Vous pouvez modifier vos choix à tout moment en cliquant sur « Paramètres des cookies » en bas du site.

Né le 19 décembre 1943 à Jimma, une des grandes villes qui font vibrer l’ouest de l’Ethiopie, Mulatu Astatke donnera le 21 septembre à l’Ancienne Belgique, salle étape de sa tournée d’adieu, son dernier concert sur le sol belge quelques jours seulement avant de sortir son premier album studio en dix ans. Un disque, Mulatu plays Mulatu, enregistré entre Londres et Addis-Abeba avec son groupe britannique et des résidents de son club de jazz sur lequel il revisite de manière riche et élégante le passé.

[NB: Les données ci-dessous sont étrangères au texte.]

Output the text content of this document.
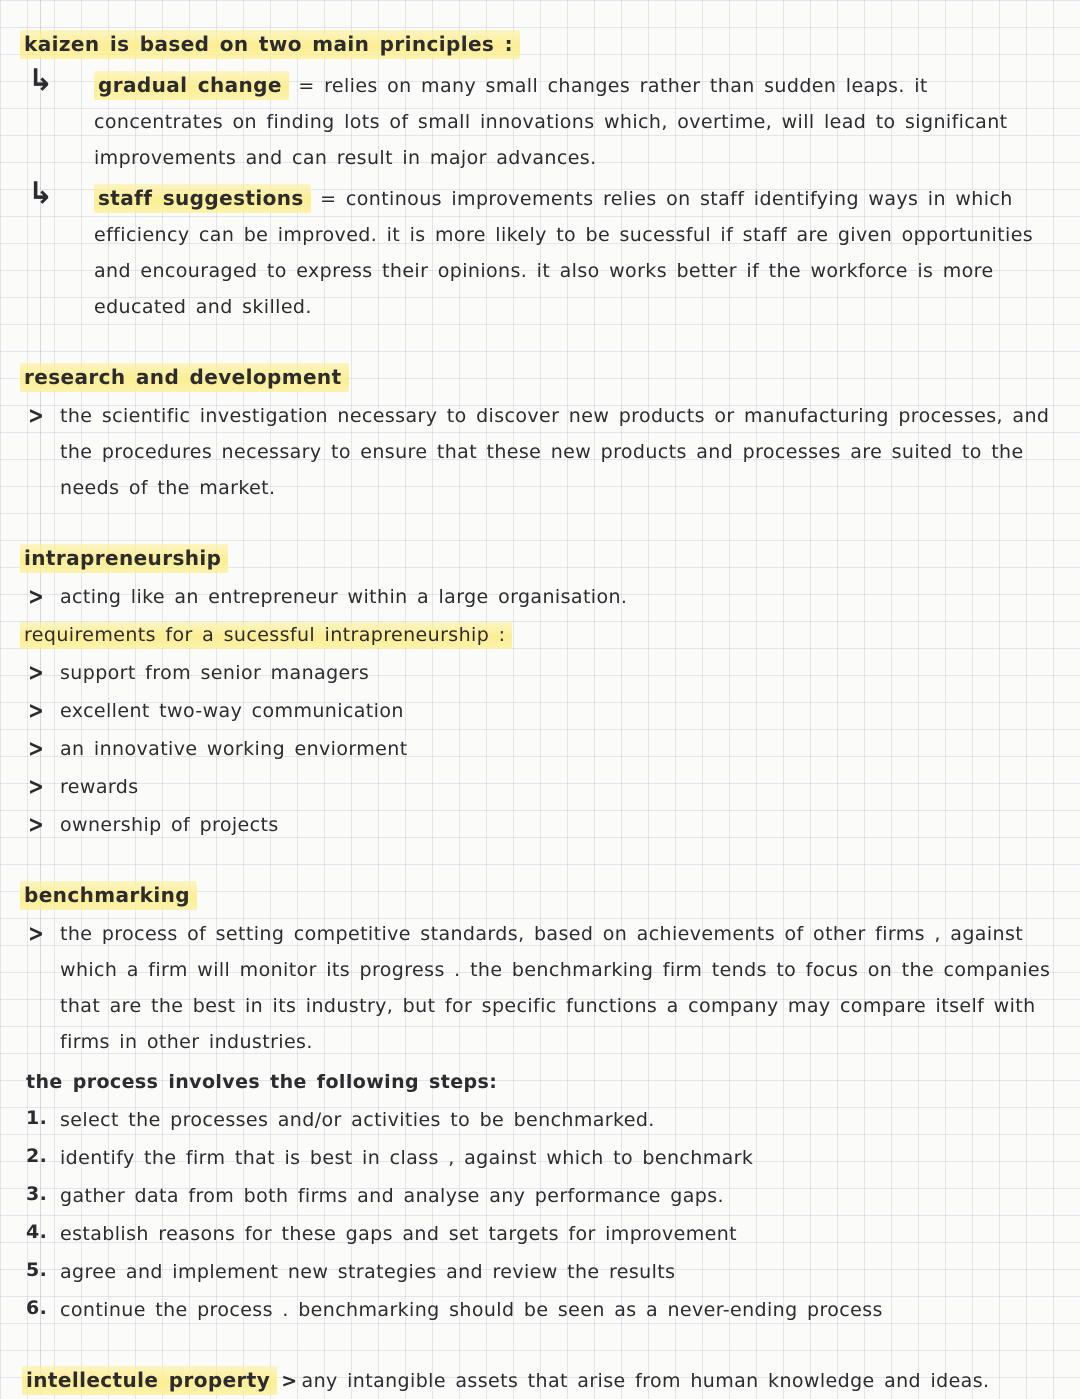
kaizen is based on two main principles :
↳ gradual change = relies on many small changes rather than sudden leaps. it concentrates on finding lots of small innovations which, overtime, will lead to significant improvements and can result in major advances.

↳ staff suggestions = continous improvements relies on staff identifying ways in which efficiency can be improved. it is more likely to be sucessful if staff are given opportunities and encouraged to express their opinions. it also works better if the workforce is more educated and skilled.

research and development
> the scientific investigation necessary to discover new products or manufacturing processes, and the procedures necessary to ensure that these new products and processes are suited to the needs of the market.

intrapreneurship
> acting like an entrepreneur within a large organisation.

requirements for a sucessful intrapreneurship :
> support from senior managers

> excellent two-way communication

> an innovative working enviorment

> rewards

> ownership of projects

benchmarking
> the process of setting competitive standards, based on achievements of other firms , against which a firm will monitor its progress . the benchmarking firm tends to focus on the companies that are the best in its industry, but for specific functions a company may compare itself with firms in other industries.

the process involves the following steps:
1. select the processes and/or activities to be benchmarked.

2. identify the firm that is best in class , against which to benchmark

3. gather data from both firms and analyse any performance gaps.

4. establish reasons for these gaps and set targets for improvement

5. agree and implement new strategies and review the results

6. continue the process . benchmarking should be seen as a never-ending process

intellectule property > any intangible assets that arise from human knowledge and ideas.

L’octogénaire est par beaucoup considéré comme le père ou, tout au moins, le parrain de l’éthio-jazz, irrésistible mélange de musiques traditionnelles éthiopiennes et de jazz moderne. Après de courtes études scientifiques à Birmingham, Mulatu Astatke a étudié la clarinette à Londres au Trinity College Of Music où passa dans les mêmes années un certain Fela Kuti avant de filer aux Etats-Unis et de devenir le premier étudiant africain à intégrer le Berklee College of Music, sur les bancs duquel s’assiéront entre autres Quincy Jones, Phil Collins, Rivers Cuomo (Weezer), Adrianne Lenker (Big Thief) ou encore le cocréateur de… South Park, Trey Parker.

«L’expression éthio-jazz appartient à et relève strictement de Mulatu Astatke, commentait déjà il y a une petite vingtaine d’années Francis Falceto, musicographe et producteur charentais responsable des compilations Ethiopiques. A part ce cas d’espèce, aucun musicien éthiopien, et surtout aucun chanteur, ne revendique une quelconque appartenance au jazz. Pas même le saxophoniste Getatchew Mekurya que l’on a coutume de comparer à Albert Ayler.»

«Elle ne ressemble à aucune des autres musiques d’Afrique, racontait Falceto sur les ondes de RFI au moment de célébrer les 20 ans de la collection. Elle a en commun avec les autres musiques africaines des sections de cuivres très développées et puissantes. Mais elle possède un groove qui ne ressemble pas à la rumba zaïroise, ni à la musique nigériane ou malienne. Ses influences viennent plutôt de la soul, du rock’n’roll, des grands orchestres américains, de la pop anglo-saxonne, de la musique d’après-guerre. Avec naturellement des racines éthiopiennes très profondes.»

Jusqu’aux années 1970, il n’y avait pas d’orchestres privés en Ethiopie.

Buda Musique

Orchestre de la garde impériale, de la police, de l’armée, de la municipalité… Dans les années 1950, 1960 et au début des années 1970, il n’y avait pas d’orchestres privés en Ethiopie. Tout dépendait plus ou moins du gouvernement. Formé aux rigueurs des écoles de musique occidentales et non dans les big bands d’Etat comme le voulait la règle avant le coup d’Etat de 1974 qui a renversé Haïlé Sélassié, Mulatu a notamment rapporté de ses voyages un réel sens du swing et des accents latinos qui se sont à merveille mêlés aux traditions du pays.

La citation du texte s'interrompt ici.